Straniero nella nuova patria dopo la fuga dalla Germania nel 1938, Heinz divenne Henry e imparò a esprimersi in perfetto inglese conservando sempre l’accento tedesco. Si fece largo prima a Harvard, poi a Washington, fino a raggiungere, complice Nelson Rockefeller, il tetto del mondo al servizio di due presidenti: Richard Nixon e, dopo il Watergate, Gerald Ford. Kissinger concentrò nelle sue mani ogni negoziato, rendendo superfluo il lavoro della rete diplomatica: dalla prima distensione verso l’Urss al disgelo con la Cina, culminato nel viaggio di Nixon a Pechino. Gli accordi di Parigi per il cessate il fuoco in Vietnam dopo quasi 60 mila morti Usa gli valsero un controverso premio Nobel per la Pace: due giurati si dimisero per protesta.
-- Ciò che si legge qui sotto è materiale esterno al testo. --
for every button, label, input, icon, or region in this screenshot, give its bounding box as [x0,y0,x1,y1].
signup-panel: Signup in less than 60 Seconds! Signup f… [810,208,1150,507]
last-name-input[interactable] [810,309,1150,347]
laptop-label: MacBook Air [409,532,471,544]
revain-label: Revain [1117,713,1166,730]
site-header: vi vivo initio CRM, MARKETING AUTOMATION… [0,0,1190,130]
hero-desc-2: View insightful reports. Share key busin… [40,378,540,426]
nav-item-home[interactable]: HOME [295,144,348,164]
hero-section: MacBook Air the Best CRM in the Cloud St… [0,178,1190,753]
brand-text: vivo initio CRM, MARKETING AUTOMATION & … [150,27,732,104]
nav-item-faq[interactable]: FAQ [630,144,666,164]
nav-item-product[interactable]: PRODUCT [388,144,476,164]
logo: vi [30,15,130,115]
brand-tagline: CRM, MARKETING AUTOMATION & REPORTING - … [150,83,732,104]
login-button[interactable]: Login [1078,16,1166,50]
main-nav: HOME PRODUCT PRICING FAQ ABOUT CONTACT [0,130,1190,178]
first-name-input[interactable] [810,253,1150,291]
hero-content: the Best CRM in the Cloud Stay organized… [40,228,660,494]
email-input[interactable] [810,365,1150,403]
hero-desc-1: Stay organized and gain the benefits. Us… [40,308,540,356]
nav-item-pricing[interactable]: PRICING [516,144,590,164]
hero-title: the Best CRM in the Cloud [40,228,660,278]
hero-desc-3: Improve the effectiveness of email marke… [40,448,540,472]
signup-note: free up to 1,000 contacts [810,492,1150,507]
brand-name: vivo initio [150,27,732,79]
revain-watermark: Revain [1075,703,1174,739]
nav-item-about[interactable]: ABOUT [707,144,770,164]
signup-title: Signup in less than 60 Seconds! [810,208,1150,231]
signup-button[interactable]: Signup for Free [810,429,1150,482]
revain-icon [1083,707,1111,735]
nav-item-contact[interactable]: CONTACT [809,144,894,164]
Kissinger fu di fatto un presidente ombra, anche se la scrivania dell’Ufficio ovale restò sempre per lui un miraggio impossibile per il fatto di non essere nato negli Usa.

La sconfitta di Ford e l’elezione del democratico Jimmy Carter segnarono la fine della sua carriera pubblica, non dell’impegno in politica estera attraverso gruppi come la Trilaterale. Dopo aver lasciato il governo nel 1977, Kissinger fondò il celebre studio di consulenza Kissinger Associates, attraverso la cui porta girevole passarono ministri e sottosegretari e i cui clienti erano governi mondiali grandi e piccoli. Ed è stato proprio il suo studio a dare la notizia della sua morte.